Auto merge of #36692 - arthurprs:hashmap-layout, r=alexcrichton

Cache conscious hashmap table

Right now the internal HashMap representation is 3 unziped arrays hhhkkkvvv, I propose to change it to hhhkvkvkv (in further iterations kvkvkvhhh may allow inplace grow). A previous attempt is at #21973.

This layout is generally more cache conscious as it makes the value immediately accessible after a key matches. The separated hash arrays is a _no-brainer_ because of how the RH algorithm works and that's unchanged.

**Lookups**: Upon a successful match in the hash array the code can check the key and immediately have access to the value in the same or next cache line (effectively saving a L[1,2,3] miss compared to the current layout).
**Inserts/Deletes/Resize**: Moving values in the table (robin hooding it) is faster because it touches consecutive cache lines and uses less instructions.

Some backing benchmarks (besides the ones bellow) for the benefits of this layout can be seen here as well http://www.reedbeta.com/blog/2015/01/12/data-oriented-hash-table/

The obvious drawbacks is: padding can be wasted between the key and value. Because of that keys(), values() and contains() can consume more cache and be slower.

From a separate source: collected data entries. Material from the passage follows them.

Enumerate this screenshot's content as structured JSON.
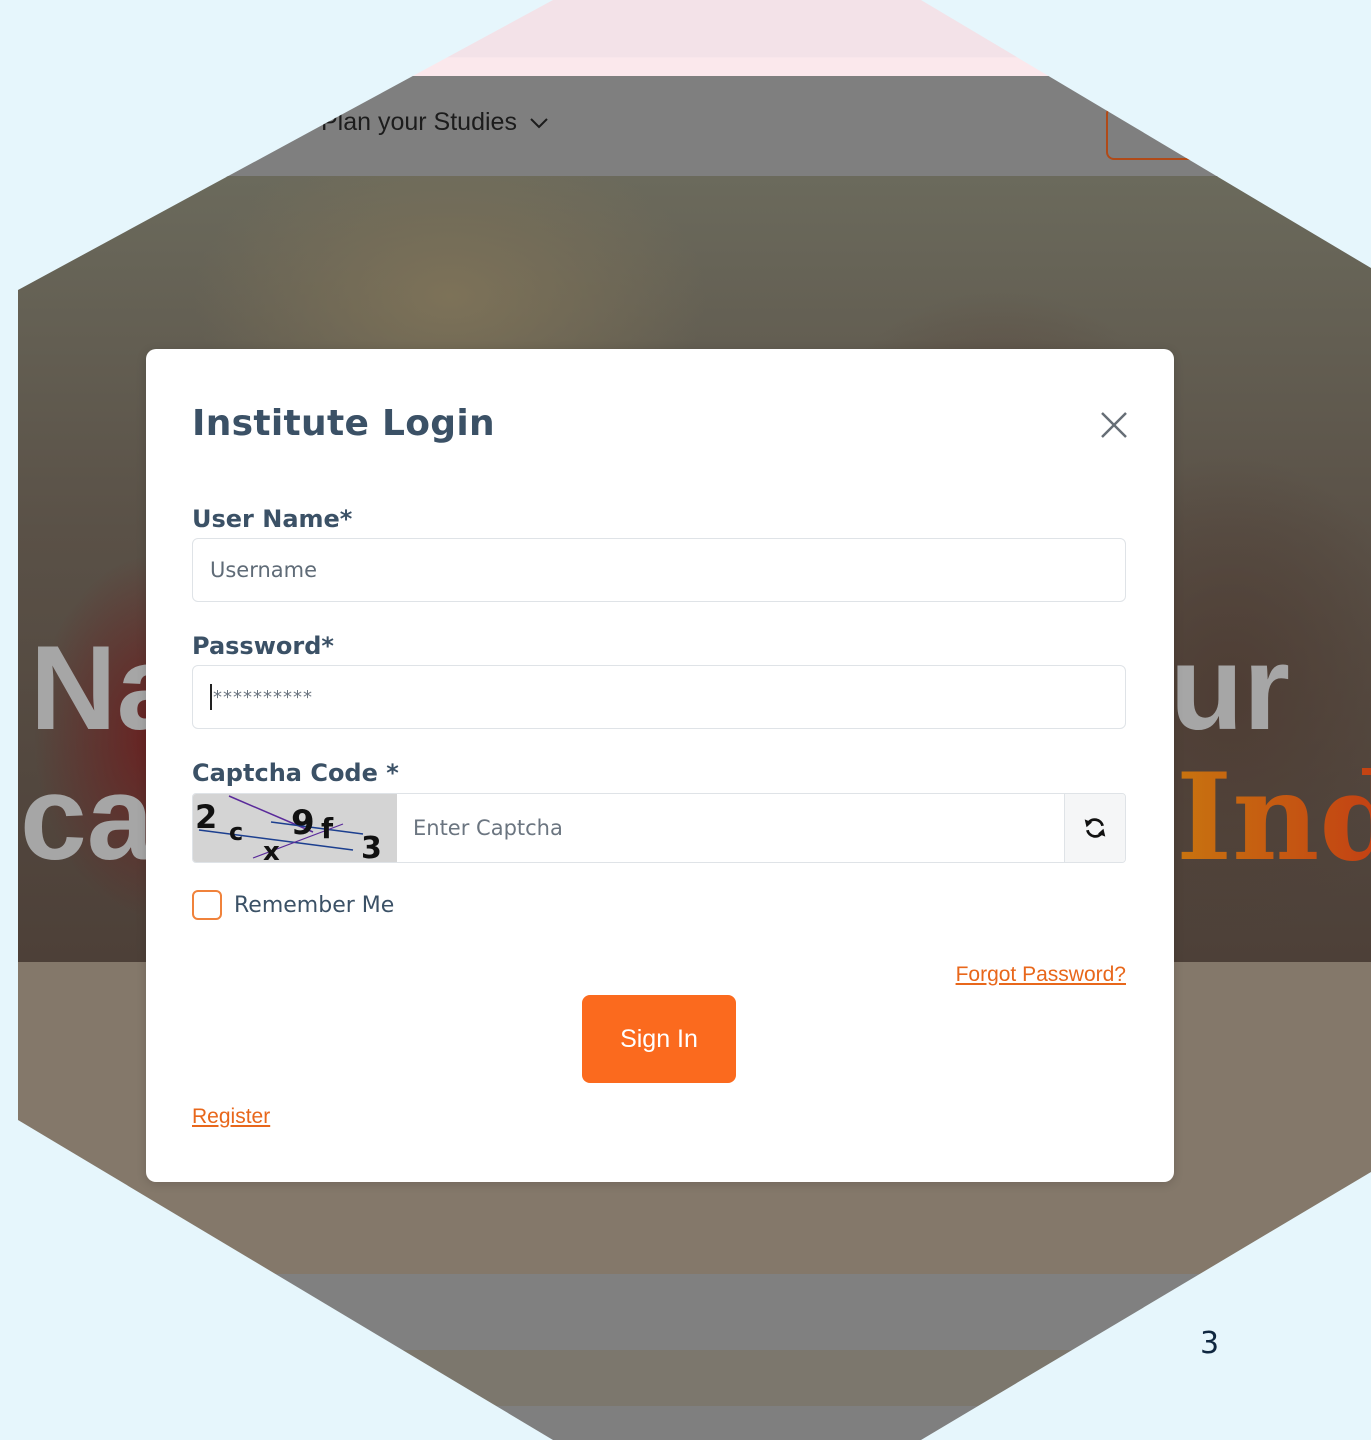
{
  "background": {
    "nav_item_label": "Plan your Studies",
    "hero_word_left_1": "Na",
    "hero_word_left_2": "ca",
    "hero_word_right_1": "ur",
    "hero_word_right_2": "Ind",
    "page_number": "3"
  },
  "modal": {
    "title": "Institute Login",
    "username_label": "User Name*",
    "username_placeholder": "Username",
    "password_label": "Password*",
    "password_value": "**********",
    "captcha_label": "Captcha Code *",
    "captcha_code": "2cx9f3",
    "captcha_placeholder": "Enter Captcha",
    "remember_label": "Remember Me",
    "remember_checked": false,
    "forgot_label": "Forgot Password?",
    "signin_label": "Sign In",
    "register_label": "Register"
  },
  "colors": {
    "accent": "#fb6a1e",
    "link": "#e8671b",
    "title_text": "#3b5166",
    "frame_background": "#e6f6fc"
  },
  "icons": {
    "close": "close-icon",
    "refresh": "refresh-icon",
    "dropdown": "chevron-down-icon"
  }
}
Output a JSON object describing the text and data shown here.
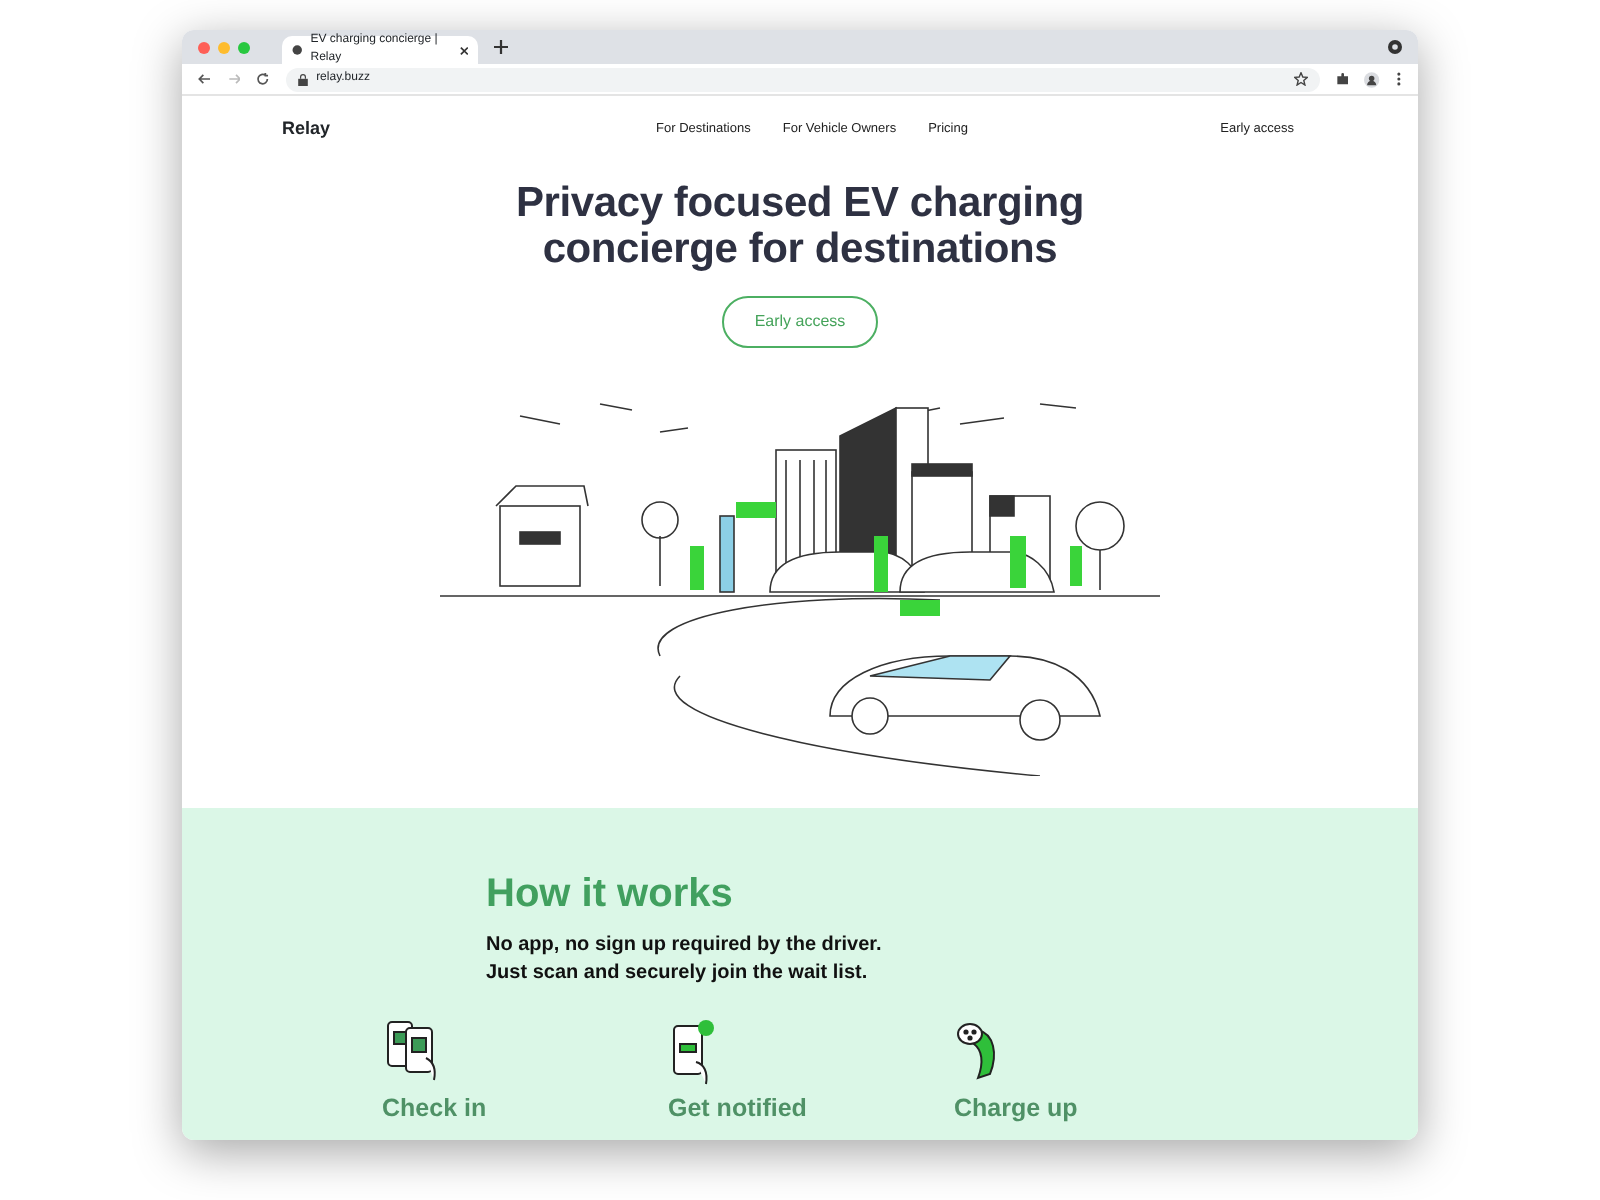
{
  "browser": {
    "tab_title": "EV charging concierge | Relay",
    "url": "relay.buzz"
  },
  "nav": {
    "logo": "Relay",
    "links": [
      "For Destinations",
      "For Vehicle Owners",
      "Pricing"
    ],
    "cta": "Early access"
  },
  "hero": {
    "title_lines": [
      "Privacy focused EV charging",
      "concierge for destinations"
    ],
    "button": "Early access"
  },
  "how_it_works": {
    "title": "How it works",
    "subtitle_lines": [
      "No app, no sign up required by the driver.",
      "Just scan and securely join the wait list."
    ],
    "steps": [
      {
        "kind": "checkin",
        "label": "Check in"
      },
      {
        "kind": "notify",
        "label": "Get notified"
      },
      {
        "kind": "charge",
        "label": "Charge up"
      }
    ]
  }
}
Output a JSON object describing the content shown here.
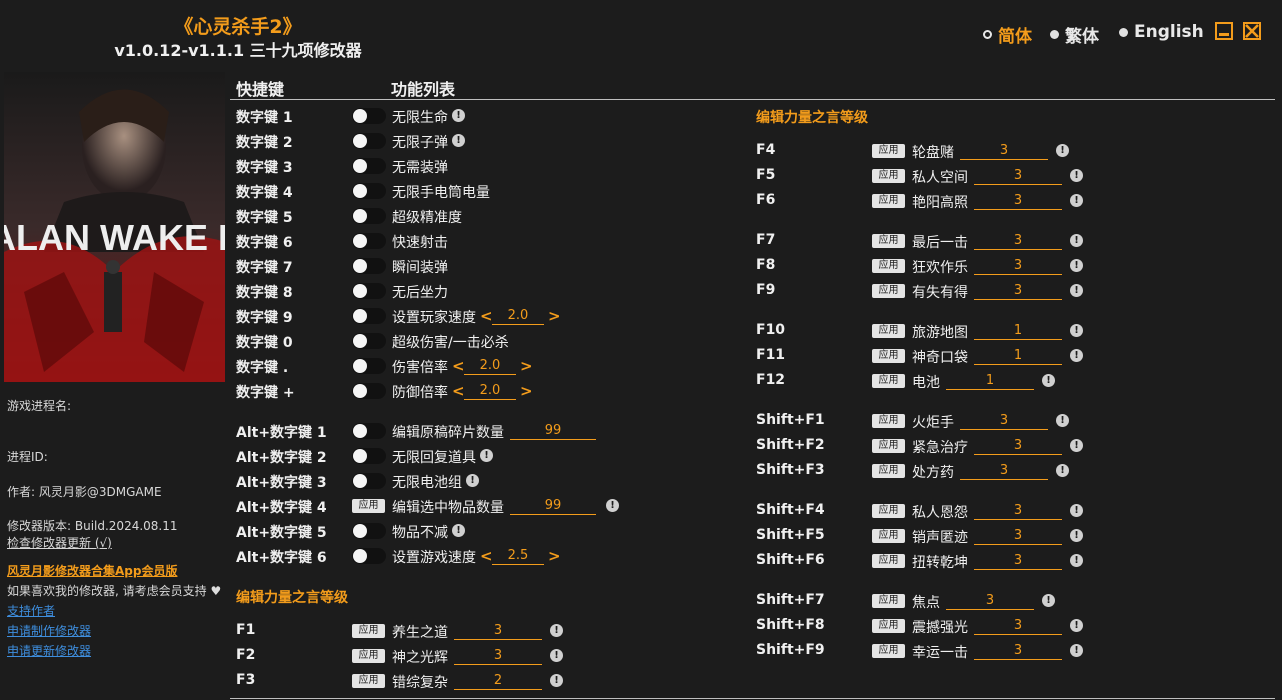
{
  "header": {
    "title": "《心灵杀手2》",
    "subtitle": "v1.0.12-v1.1.1 三十九项修改器",
    "languages": [
      {
        "label": "简体",
        "selected": true
      },
      {
        "label": "繁体",
        "selected": false
      },
      {
        "label": "English",
        "selected": false
      }
    ],
    "accent_color": "#f39c1b"
  },
  "cover": {
    "game_title": "ALAN WAKE II"
  },
  "sidebar": {
    "process_name_label": "游戏进程名:",
    "process_id_label": "进程ID:",
    "author": "作者: 风灵月影@3DMGAME",
    "version": "修改器版本: Build.2024.08.11",
    "check_update": "检查修改器更新 (√)",
    "vip_link": "风灵月影修改器合集App会员版",
    "support_text": "如果喜欢我的修改器, 请考虑会员支持",
    "links": [
      "支持作者",
      "申请制作修改器",
      "申请更新修改器"
    ]
  },
  "columns": {
    "hotkey_header": "快捷键",
    "feature_header": "功能列表"
  },
  "left_rows": [
    {
      "key": "数字键 1",
      "label": "无限生命",
      "control": "toggle",
      "info": true
    },
    {
      "key": "数字键 2",
      "label": "无限子弹",
      "control": "toggle",
      "info": true
    },
    {
      "key": "数字键 3",
      "label": "无需装弹",
      "control": "toggle",
      "info": false
    },
    {
      "key": "数字键 4",
      "label": "无限手电筒电量",
      "control": "toggle",
      "info": false
    },
    {
      "key": "数字键 5",
      "label": "超级精准度",
      "control": "toggle",
      "info": false
    },
    {
      "key": "数字键 6",
      "label": "快速射击",
      "control": "toggle",
      "info": false
    },
    {
      "key": "数字键 7",
      "label": "瞬间装弹",
      "control": "toggle",
      "info": false
    },
    {
      "key": "数字键 8",
      "label": "无后坐力",
      "control": "toggle",
      "info": false
    },
    {
      "key": "数字键 9",
      "label": "设置玩家速度",
      "control": "toggle",
      "stepper": "2.0"
    },
    {
      "key": "数字键 0",
      "label": "超级伤害/一击必杀",
      "control": "toggle",
      "info": false
    },
    {
      "key": "数字键 .",
      "label": "伤害倍率",
      "control": "toggle",
      "stepper": "2.0"
    },
    {
      "key": "数字键 +",
      "label": "防御倍率",
      "control": "toggle",
      "stepper": "2.0"
    }
  ],
  "alt_rows": [
    {
      "key": "Alt+数字键 1",
      "label": "编辑原稿碎片数量",
      "control": "toggle",
      "value": "99"
    },
    {
      "key": "Alt+数字键 2",
      "label": "无限回复道具",
      "control": "toggle",
      "info": true
    },
    {
      "key": "Alt+数字键 3",
      "label": "无限电池组",
      "control": "toggle",
      "info": true
    },
    {
      "key": "Alt+数字键 4",
      "label": "编辑选中物品数量",
      "control": "apply",
      "value": "99",
      "info": true
    },
    {
      "key": "Alt+数字键 5",
      "label": "物品不减",
      "control": "toggle",
      "info": true
    },
    {
      "key": "Alt+数字键 6",
      "label": "设置游戏速度",
      "control": "toggle",
      "stepper": "2.5"
    }
  ],
  "section_title": "编辑力量之言等级",
  "apply_label": "应用",
  "left_f_rows": [
    {
      "key": "F1",
      "label": "养生之道",
      "value": "3"
    },
    {
      "key": "F2",
      "label": "神之光辉",
      "value": "3"
    },
    {
      "key": "F3",
      "label": "错综复杂",
      "value": "2"
    }
  ],
  "right_rows": [
    {
      "key": "F4",
      "label": "轮盘赌",
      "value": "3"
    },
    {
      "key": "F5",
      "label": "私人空间",
      "value": "3"
    },
    {
      "key": "F6",
      "label": "艳阳高照",
      "value": "3"
    },
    {
      "key": "F7",
      "label": "最后一击",
      "value": "3"
    },
    {
      "key": "F8",
      "label": "狂欢作乐",
      "value": "3"
    },
    {
      "key": "F9",
      "label": "有失有得",
      "value": "3"
    },
    {
      "key": "F10",
      "label": "旅游地图",
      "value": "1"
    },
    {
      "key": "F11",
      "label": "神奇口袋",
      "value": "1"
    },
    {
      "key": "F12",
      "label": "电池",
      "value": "1"
    },
    {
      "key": "Shift+F1",
      "label": "火炬手",
      "value": "3"
    },
    {
      "key": "Shift+F2",
      "label": "紧急治疗",
      "value": "3"
    },
    {
      "key": "Shift+F3",
      "label": "处方药",
      "value": "3"
    },
    {
      "key": "Shift+F4",
      "label": "私人恩怨",
      "value": "3"
    },
    {
      "key": "Shift+F5",
      "label": "销声匿迹",
      "value": "3"
    },
    {
      "key": "Shift+F6",
      "label": "扭转乾坤",
      "value": "3"
    },
    {
      "key": "Shift+F7",
      "label": "焦点",
      "value": "3"
    },
    {
      "key": "Shift+F8",
      "label": "震撼强光",
      "value": "3"
    },
    {
      "key": "Shift+F9",
      "label": "幸运一击",
      "value": "3"
    }
  ]
}
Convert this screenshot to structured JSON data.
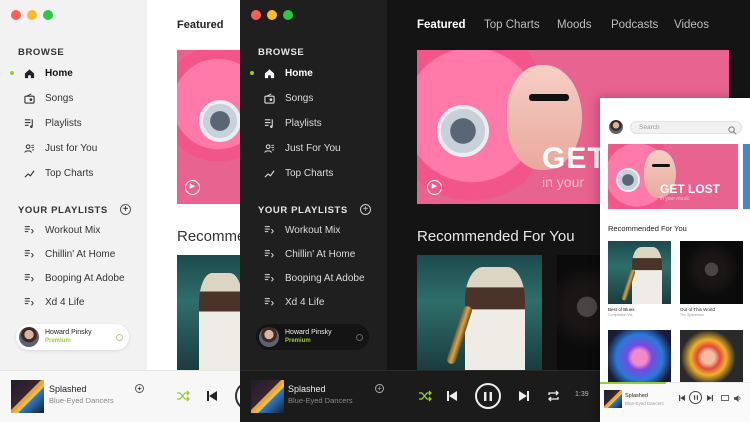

Total wasted padding between items (C being the capacity of the table).
* Old layout: C * (K-K padding) + C * (V-V padding)
* Proposed: C * (K-V padding) + C * (V-K padding)

In practice padding between K-K and V-V *can* be smaller than K-V and V-K. The overhead is capped(ish) at sizeof u64 - 1 so we can actually measure the worst case (u8 at the end of key type and value with aliment of 1, _hardly the average case in practice_).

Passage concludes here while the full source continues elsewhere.